Here’s 2 insights and 1 hack.
Can you guess which is which?
- On brevity.
- In newsletters.
- One word email subject lines have the highest open rates. Far more than 2 words and far far far more than 3+ words.
- In general, shorter subject lines and concise content can increase open rates by ~20-30%
- On YouTube.
- I received an email this morning from a guy sharing an “Accidental YouTube SEO win.” He posted a how-to for a common scooter trick and wrote, “It didn’t occur to me at the time, but people want to learn things quickly, so my 30-second YouTube Short was always picked over a 5-10 minute video on the topic.”
- 85% of this guy’s views on the Short came from search. The video got over 100,000 views and gave the channel 400 additional subscribers
- In newsletters.
Learn more:
- On content repurposing.
- TwitterX doesn’t suppress an account’s reach for posting boring content.
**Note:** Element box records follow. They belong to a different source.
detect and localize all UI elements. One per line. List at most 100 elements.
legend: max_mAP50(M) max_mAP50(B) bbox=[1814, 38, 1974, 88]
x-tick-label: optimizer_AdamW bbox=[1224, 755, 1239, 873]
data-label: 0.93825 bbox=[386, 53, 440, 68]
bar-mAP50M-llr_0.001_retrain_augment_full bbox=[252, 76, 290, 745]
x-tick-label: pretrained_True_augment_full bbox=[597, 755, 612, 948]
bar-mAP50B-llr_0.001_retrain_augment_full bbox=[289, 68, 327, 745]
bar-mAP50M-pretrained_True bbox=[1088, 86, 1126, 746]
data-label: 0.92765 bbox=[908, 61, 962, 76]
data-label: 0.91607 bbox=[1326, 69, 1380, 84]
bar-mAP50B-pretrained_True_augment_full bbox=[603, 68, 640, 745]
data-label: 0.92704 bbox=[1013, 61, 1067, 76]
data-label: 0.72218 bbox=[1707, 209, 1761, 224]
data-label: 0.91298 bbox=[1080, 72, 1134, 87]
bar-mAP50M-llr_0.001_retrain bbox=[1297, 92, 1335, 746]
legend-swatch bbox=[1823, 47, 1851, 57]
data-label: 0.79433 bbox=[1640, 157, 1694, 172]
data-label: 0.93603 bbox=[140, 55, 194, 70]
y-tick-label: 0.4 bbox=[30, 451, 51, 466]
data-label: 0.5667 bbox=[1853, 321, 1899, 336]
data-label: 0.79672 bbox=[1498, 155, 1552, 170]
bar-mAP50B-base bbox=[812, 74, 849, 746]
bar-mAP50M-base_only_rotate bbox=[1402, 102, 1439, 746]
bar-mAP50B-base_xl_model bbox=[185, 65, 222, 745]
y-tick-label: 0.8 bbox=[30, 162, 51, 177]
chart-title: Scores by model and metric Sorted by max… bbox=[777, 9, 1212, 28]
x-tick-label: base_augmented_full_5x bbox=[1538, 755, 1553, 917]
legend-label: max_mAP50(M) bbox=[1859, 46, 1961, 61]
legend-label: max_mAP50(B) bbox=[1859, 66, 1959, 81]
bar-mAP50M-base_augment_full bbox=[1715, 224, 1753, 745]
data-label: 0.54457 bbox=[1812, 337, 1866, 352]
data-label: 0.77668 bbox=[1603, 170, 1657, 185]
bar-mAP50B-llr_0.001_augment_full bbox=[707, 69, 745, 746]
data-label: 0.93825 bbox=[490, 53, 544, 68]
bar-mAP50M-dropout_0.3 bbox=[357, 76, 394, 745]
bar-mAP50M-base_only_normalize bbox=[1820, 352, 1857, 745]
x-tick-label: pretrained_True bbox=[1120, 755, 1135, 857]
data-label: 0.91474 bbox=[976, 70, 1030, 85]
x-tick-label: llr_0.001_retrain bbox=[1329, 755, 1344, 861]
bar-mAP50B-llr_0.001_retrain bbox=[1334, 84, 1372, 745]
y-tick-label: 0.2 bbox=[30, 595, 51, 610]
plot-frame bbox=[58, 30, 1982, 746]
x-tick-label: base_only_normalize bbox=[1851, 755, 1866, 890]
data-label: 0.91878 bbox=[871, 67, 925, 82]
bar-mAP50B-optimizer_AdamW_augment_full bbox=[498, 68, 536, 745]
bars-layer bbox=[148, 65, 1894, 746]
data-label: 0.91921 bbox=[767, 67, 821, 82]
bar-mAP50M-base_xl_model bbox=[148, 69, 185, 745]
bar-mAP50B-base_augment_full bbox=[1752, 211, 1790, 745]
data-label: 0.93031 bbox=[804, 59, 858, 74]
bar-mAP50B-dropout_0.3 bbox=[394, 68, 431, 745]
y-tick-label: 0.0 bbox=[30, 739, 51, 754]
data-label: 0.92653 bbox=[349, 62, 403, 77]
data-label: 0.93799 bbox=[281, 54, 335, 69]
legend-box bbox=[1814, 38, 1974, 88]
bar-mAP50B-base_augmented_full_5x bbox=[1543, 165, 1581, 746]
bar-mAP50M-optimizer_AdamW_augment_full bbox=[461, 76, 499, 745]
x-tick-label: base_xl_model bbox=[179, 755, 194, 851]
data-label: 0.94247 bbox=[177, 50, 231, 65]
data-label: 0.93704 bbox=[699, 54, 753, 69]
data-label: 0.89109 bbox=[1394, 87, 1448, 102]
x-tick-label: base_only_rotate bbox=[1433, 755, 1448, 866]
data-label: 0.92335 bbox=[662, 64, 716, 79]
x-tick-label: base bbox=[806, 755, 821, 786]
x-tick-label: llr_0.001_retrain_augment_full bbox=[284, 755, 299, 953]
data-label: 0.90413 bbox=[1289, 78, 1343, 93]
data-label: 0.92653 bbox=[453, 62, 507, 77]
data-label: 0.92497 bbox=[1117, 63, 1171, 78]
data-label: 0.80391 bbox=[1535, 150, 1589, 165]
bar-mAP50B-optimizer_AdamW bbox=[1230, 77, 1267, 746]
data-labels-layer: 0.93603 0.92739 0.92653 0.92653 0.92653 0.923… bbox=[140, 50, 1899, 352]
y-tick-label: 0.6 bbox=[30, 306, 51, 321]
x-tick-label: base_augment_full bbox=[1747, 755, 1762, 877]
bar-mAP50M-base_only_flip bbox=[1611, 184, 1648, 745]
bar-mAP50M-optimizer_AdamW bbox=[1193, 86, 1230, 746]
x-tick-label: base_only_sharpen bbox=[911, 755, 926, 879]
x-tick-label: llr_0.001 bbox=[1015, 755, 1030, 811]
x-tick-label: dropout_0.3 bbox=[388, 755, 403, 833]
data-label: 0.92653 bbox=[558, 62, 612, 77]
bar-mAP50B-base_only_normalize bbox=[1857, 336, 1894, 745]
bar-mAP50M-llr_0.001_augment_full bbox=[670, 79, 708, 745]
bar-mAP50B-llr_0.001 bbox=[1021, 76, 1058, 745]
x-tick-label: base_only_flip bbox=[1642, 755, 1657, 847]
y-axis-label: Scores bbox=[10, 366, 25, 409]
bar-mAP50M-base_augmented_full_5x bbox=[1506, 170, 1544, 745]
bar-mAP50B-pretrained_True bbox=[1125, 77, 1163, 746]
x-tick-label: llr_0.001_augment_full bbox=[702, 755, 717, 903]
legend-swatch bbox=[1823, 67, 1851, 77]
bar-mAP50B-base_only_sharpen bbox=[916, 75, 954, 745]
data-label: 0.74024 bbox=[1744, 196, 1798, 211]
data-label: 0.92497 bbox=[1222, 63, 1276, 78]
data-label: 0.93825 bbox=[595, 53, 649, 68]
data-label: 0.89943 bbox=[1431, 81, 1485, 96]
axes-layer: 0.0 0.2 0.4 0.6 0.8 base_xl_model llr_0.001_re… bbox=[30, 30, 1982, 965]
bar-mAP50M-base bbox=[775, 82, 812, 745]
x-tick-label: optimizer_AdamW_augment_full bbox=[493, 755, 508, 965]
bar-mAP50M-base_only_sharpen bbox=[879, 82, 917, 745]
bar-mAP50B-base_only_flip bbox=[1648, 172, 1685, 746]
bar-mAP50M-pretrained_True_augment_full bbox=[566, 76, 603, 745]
Most other social platforms do. This makes it an ideal testing ground for hooks and video scripts.
- Neil Patel writes 3 scripts a day on TwitterX and turns the best one into a video for TikTok, Instagram Reels, etc. He also posts the best one on LinkedIn.
- If you don’t have enough followers to test hooks and concepts, TwitterX ads still give incredible reach for little cost.
- Several of Neil’s best scripts each month are turned into blog posts.
- 1-2 of the best ones each month are turned into webinars.
- Something I’ve noticed – whenever I read viral marketing/business Tweets on TikTok and Instagram Reels, the video always goes viral. Example.
- What I’m trying:
- I turned off my TikTok to TwitterX automation.
- Instead, I’m posting the transcript of the TikTok to TwitterX every day.
- My editor, Descript, automatically transcribes my videos, so I always have the transcripts ready to go without additional work. It’s a simple copy and paste.
- My theory is that TwitterX prefers short text posts over short video posts and my video transcripts will do well as text posts.
- I’m also considering taking any TikTok that got over 50,000 views and using that transcript as a post on LinkedIn.
Learn more:
- On price.
- People are 45% more likely to purchase something if the purchase price is easily divisible by the number of items they’re buying.
- 50 seats on an app for $500 is 45 percent more likely to be purchased than 50 seats for $570 or 50 seats for $430.
- The price could be $70 lower, but the $500 offer is 45 percent more likely to be purchased because the price is easily divisible by 50.